Bis Ende 1992 konnte die FDP mit ihrem Abschneiden bei den Landtagswahlen noch einigermaßen zufrieden sein. Aber dann ging es immer steiler abwärts: Bei allen folgenden Wahlen scheiterte sie an der Fünf-Prozent-Hürde. Nacheinander flog sie aus den Landtagen von Hamburg, Niedersachsen, Sachsen, Sachsen-Anhalt, Brandenburg und Bayern. Vor allem die Wahlerfolge in den neuen Bundesländern erwiesen sich nun als Strohfeuer.
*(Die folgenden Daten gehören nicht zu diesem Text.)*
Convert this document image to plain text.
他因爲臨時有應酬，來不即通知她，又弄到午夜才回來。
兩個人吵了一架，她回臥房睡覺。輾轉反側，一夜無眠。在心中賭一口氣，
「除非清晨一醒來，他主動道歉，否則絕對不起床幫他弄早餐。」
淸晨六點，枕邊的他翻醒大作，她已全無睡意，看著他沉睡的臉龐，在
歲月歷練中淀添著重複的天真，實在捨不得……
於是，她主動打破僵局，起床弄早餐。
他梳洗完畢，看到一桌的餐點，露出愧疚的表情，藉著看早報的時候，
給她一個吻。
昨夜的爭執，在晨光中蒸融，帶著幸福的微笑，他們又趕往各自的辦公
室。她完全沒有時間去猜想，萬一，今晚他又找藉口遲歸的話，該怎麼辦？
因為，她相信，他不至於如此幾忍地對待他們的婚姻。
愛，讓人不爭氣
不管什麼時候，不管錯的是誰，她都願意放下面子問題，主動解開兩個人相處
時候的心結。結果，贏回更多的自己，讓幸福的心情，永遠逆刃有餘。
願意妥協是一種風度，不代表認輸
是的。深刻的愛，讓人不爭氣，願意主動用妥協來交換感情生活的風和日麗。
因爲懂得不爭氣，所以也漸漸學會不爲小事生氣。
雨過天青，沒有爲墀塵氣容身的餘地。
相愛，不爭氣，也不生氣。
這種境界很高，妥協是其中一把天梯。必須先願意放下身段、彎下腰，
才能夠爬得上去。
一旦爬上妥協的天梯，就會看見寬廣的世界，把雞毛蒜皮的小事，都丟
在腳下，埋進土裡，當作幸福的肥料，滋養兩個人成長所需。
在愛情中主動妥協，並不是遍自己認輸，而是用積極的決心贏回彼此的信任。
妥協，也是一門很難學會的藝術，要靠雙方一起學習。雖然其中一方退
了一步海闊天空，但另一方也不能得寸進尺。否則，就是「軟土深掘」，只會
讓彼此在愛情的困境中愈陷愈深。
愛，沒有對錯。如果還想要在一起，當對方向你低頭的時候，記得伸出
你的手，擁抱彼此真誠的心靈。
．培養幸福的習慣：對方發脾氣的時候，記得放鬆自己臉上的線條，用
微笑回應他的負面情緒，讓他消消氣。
Eine der Ursachen für den Wählerschwund war, daß die Partei sich mit einer bisher nicht gekannten Offenherzigkeit - man könnte auch Schamlosigkeit sagen - als Klientelpartei zu erkennen gab. Die FDP sei die "Partei der Leistungsträger", erklärte etwa der Vorsitzende Kinkel auf dem Rostocker Parteitag. Das klang in den Ohren von weniger Leistungsfähigen wie eine sozialdarwinistische Kampfansage, zumal die Sparbeschlüsse der Koalition durchaus in diese Richtung wiesen. Der neue Generalsekretär Werner Hoyer formulierte es im Vorfeld der Bundestagswahlen noch griffiger, als er von der "Partei der Besserverdienenden" sprach. Solche Töne stießen selbst Besserverdienenden sauer auf. Im Volksmund galt die FDP als "Zahnärzte-Partei", die einer ohnehin gut betuchten Minderheit zu noch mehr Geld verhelfen wollte.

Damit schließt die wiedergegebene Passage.